Generating keys and encrypting data

# (as root)
umask 377  # so the key file has the right permissions
classified gen-key > /path/to/key
cat /path/to/key  # key is just 24 words, so you can write it down
umask 022  # it's ok for encrypted data to be world-readable
classified encrypt --key /path/to/key /path/to/secret-data > /path/to/encrypted-data
# if you ever want to manually decrypt it
classified decrypt --key /path/to/key /path/to/encrypted-data

What’s inside?

  • XChaCha20-Poly1305 which is proven secure. The nonce is chosen randomly for every encrypted file.
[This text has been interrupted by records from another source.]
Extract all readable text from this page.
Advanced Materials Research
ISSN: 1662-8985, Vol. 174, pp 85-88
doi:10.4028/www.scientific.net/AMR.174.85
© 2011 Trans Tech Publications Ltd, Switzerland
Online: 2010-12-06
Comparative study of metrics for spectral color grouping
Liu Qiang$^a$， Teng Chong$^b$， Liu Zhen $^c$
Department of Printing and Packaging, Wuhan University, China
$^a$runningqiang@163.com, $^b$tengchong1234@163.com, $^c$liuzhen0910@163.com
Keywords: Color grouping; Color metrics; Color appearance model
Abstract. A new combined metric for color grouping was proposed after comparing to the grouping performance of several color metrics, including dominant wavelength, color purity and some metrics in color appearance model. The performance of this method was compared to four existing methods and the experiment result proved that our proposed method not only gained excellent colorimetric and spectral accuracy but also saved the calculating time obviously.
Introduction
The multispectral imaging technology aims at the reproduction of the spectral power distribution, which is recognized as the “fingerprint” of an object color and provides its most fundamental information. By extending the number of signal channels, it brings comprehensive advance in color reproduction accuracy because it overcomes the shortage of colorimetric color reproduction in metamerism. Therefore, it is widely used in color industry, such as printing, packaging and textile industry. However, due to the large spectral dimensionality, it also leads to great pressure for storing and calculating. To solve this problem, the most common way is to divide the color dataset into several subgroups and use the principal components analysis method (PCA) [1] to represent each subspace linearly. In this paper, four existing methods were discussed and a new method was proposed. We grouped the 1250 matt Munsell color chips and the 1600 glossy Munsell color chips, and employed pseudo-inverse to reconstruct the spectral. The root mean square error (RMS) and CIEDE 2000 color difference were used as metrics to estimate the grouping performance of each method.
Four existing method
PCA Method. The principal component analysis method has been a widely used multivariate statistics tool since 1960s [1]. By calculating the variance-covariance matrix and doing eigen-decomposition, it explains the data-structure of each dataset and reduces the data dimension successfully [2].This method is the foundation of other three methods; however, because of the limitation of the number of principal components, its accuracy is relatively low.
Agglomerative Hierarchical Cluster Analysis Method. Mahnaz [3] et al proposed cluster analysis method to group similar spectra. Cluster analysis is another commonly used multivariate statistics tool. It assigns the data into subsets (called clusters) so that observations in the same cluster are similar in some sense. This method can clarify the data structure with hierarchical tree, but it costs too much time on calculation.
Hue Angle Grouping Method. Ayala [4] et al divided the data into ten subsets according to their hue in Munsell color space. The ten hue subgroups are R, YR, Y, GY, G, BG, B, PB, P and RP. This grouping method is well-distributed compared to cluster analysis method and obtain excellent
  • A fresh tmpfs is created on every decryption, so old secrets are not available.

  • No temporary files are written, no Rust unsafe code is used, and the codebase is small and easy to audit yourself.

  • It attempts to zeroize any keys and decrypted files before deallocating memory.

So it’s secure?

I mean...

  • It didn’t pass any kind of professional security review.

  • Zeroizing memory is hard and should be considered best-effort.

So (as with any cryptography project) — use at your own risk.